Athanasios Koutsogoulas

Personal information
- Date of birth: 3 April 2004 (age 22)
- Place of birth: Athens, Greece
- Height: 1.84 m (6 ft 0 in)
- Position: Right-back

Team information
- Current team: Olympiacos B
- Number: 72

Youth career
- 2021–2024: Olympiacos

Senior career*
- Years: Team / Apps / (Gls)
- 2024–: Olympiacos / 0 / (0)
- 2024–2025: → Panserraikos (loan) / 12 / (0)
- 2025–: Olympiacos B / 24 / (0)

International career^{‡}
- 2024–: Greece U21 / 13 / (0)

= Athanasios Koutsogoulas =

Greek footballer

Athanasios Koutsogoulas (Αθανάσιος Κουτσογούλας, born 3 April 2004) is a Greek professional footballer who plays as a right-back for Super League 2 club Olympiacos B.

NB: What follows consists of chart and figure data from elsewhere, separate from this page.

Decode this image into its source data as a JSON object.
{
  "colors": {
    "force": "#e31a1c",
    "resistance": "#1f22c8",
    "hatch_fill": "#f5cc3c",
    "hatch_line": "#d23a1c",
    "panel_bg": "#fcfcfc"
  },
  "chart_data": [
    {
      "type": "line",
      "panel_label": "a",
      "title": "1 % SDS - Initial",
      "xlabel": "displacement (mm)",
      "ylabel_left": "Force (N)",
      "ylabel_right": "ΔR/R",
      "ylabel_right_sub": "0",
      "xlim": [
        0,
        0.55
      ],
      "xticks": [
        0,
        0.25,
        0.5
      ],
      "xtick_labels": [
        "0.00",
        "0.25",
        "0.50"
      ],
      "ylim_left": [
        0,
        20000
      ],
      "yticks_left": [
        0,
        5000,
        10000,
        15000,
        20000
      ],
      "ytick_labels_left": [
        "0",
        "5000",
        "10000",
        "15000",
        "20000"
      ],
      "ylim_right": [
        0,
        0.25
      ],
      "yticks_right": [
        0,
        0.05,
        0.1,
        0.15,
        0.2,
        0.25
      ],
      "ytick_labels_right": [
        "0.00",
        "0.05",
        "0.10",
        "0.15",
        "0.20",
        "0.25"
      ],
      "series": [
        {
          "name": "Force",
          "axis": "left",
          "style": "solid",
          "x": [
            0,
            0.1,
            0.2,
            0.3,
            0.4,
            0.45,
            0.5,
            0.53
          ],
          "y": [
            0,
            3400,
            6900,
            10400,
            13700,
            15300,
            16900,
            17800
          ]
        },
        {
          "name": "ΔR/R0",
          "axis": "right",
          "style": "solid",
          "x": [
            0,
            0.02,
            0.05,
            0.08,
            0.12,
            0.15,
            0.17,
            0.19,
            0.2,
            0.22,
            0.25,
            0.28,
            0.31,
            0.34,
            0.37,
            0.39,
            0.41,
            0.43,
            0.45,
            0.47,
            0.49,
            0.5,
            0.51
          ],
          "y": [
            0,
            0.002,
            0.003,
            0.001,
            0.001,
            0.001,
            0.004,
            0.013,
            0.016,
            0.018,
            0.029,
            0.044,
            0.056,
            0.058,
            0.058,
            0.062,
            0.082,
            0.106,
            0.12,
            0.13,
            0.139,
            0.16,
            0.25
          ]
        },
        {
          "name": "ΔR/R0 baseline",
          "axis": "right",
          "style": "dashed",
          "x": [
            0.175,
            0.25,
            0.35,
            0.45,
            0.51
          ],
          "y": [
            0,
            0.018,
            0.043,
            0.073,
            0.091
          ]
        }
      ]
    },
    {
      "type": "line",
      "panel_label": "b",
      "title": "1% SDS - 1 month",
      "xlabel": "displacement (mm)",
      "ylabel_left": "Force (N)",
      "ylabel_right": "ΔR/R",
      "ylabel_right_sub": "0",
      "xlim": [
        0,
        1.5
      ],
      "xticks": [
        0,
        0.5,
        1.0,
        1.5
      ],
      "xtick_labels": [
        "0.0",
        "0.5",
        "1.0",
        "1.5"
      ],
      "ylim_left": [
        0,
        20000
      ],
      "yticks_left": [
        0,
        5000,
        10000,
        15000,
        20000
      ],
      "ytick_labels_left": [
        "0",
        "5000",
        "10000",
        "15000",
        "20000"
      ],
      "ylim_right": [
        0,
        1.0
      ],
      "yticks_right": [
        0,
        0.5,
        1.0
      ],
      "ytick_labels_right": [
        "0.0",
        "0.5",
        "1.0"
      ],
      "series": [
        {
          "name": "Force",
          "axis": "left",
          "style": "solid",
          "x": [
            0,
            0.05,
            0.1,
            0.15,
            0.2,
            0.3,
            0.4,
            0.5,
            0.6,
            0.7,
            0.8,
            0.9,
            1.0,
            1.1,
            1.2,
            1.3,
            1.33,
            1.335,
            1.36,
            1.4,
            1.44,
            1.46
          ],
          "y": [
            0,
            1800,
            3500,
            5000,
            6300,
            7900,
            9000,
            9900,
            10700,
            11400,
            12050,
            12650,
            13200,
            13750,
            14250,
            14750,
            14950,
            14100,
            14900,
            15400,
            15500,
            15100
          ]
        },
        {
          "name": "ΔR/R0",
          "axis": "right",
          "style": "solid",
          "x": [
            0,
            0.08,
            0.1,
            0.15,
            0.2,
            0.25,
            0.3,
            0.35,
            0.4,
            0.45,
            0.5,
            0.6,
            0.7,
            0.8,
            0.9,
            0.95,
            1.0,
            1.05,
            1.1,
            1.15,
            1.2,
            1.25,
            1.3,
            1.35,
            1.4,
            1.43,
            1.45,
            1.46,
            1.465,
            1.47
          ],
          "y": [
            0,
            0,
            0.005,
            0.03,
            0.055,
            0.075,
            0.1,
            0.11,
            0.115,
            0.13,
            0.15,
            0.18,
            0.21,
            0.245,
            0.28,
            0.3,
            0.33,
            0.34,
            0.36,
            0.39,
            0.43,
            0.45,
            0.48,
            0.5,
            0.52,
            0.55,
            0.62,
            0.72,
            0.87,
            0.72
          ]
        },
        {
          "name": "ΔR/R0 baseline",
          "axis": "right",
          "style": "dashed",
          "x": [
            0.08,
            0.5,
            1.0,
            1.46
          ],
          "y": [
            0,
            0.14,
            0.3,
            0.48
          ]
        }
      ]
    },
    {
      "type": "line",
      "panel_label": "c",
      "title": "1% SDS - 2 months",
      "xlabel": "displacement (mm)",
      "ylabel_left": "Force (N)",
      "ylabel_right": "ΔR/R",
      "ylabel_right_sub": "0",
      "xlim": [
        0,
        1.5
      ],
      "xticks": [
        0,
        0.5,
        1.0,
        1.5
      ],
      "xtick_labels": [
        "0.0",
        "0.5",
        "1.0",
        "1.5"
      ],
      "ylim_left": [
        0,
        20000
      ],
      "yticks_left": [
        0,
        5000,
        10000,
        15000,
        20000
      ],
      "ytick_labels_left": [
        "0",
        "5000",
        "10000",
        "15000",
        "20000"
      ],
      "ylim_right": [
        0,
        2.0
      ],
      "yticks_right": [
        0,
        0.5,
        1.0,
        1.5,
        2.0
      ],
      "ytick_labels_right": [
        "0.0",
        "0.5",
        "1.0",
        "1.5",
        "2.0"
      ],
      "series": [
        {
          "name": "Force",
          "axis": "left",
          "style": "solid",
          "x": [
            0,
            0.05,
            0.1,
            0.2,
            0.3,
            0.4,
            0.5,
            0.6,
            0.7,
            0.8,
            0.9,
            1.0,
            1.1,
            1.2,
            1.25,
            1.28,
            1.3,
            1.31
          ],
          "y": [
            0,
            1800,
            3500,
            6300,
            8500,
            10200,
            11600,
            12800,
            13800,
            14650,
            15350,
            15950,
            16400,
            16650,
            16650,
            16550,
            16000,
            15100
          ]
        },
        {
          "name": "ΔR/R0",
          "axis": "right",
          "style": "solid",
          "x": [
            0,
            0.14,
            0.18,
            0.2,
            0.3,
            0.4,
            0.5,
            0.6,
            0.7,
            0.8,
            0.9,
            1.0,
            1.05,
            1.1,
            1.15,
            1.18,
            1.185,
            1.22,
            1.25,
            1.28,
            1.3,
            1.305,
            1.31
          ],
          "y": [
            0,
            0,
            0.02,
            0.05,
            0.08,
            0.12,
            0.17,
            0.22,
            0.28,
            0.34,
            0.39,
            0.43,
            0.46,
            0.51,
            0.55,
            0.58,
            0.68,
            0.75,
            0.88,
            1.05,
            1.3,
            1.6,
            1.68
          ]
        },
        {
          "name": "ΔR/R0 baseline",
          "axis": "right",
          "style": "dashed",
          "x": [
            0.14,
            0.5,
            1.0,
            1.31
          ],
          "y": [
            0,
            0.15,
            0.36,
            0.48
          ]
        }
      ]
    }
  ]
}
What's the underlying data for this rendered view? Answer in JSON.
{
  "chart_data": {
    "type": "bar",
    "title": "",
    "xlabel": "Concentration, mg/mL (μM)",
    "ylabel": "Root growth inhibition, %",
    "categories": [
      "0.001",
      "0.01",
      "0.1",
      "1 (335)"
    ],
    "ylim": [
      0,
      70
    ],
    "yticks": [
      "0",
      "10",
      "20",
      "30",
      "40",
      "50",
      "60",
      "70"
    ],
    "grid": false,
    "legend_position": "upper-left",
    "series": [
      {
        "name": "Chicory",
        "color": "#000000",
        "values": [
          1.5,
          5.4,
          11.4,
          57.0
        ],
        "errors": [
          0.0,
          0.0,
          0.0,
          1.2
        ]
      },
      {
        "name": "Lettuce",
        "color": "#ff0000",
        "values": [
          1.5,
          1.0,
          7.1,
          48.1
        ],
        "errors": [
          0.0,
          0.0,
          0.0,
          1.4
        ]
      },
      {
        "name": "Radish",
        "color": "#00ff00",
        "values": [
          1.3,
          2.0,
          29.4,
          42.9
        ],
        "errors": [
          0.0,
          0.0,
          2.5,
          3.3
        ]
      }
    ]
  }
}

He has represented Greece at youth level and was part of the Olympiacos U19 team that competed in and won the 2023–24 UEFA Youth League.

==Career==
Athanasios Koutsogoulas came through the youth system of Olympiacos. Operating primarily as a right-back or right midfielder, he progressed through the club's development ranks, establishing himself as a key player and team captain for Olympiacos U19. During the 2023–24 season, Koutsogoulas played a pivotal role, as captain, in the UEFA Youth League, where Olympiacos secured a historical title—becoming the first Greek club to win a European competition at any level.

On 26 July 2024, he joined Super League club Panserraikos on a loan from Olympiacos until the end of the season.

Following his loan spell at Panserraikos, he returned to Olympiacos and featured for Olympiacos B in Super League 2.

Koutsogoulas made his first-team debut during the 2026–27 Greek Cup in an away match against AEL in Larissa.